I need to get out in the woods. Doing so at this time of year means sharing it with deer hunters, and with bears that have not yet forsaken the beech nuts and berries. It means broader views opening up beneath the barren canopy, and being under mountain shadows by mid-afternoon. It means the cry of the geese above and the smell of the leaves underfoot. It means stepping outside the shell of myself and my daily surroundings.
I need to head for high ground. The autumn air up there is a matchless stimulant. I crave the knife edge of the long slope, the long view from above. I want to worm my way upstream in a cool ravine, amid the hemlocks and the wild trout in their plunge pools. I want to span my hands about the girth of one of those oldest of the old trees that remain in a few places that have never known an ax.

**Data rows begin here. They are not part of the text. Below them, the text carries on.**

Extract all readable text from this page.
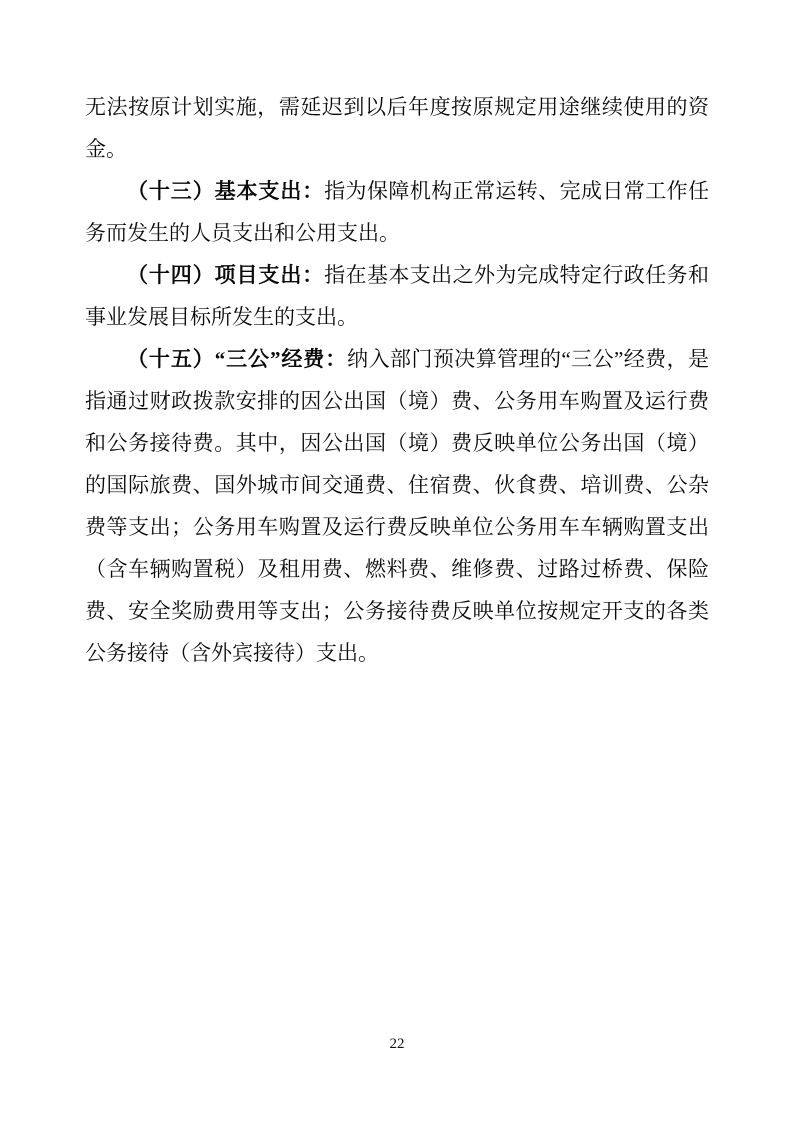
无法按原计划实施，需延迟到以后年度按原规定用途继续使用的资金。

（十三）基本支出：指为保障机构正常运转、完成日常工作任务而发生的人员支出和公用支出。

（十四）项目支出：指在基本支出之外为完成特定行政任务和事业发展目标所发生的支出。

（十五）“三公”经费：纳入部门预决算管理的“三公”经费，是指通过财政拨款安排的因公出国（境）费、公务用车购置及运行费和公务接待费。其中，因公出国（境）费反映单位公务出国（境）的国际旅费、国外城市间交通费、住宿费、伙食费、培训费、公杂费等支出；公务用车购置及运行费反映单位公务用车车辆购置支出（含车辆购置税）及租用费、燃料费、维修费、过路过桥费、保险费、安全奖励费用等支出；公务接待费反映单位按规定开支的各类公务接待（含外宾接待）支出。

22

I want to step outside in the great outdoors the way the irascible Edward Abbey challenged us to experience it in the preface to Desert Solitaire:
"In the first place, you can't see anything from a car. You've got to get out of the goddamned contraption and walk, better yet crawl, on hands and knees, over the sandstone and through the thornbush and cactus. When traces of blood begin to mark your trail you'll see something, maybe. Probably not."
On my knees, certainly.
I don't have 40 days to wrestle for my soul with the devil in the desert, or 40 years to wander there. I am 41 now, and here I am inside.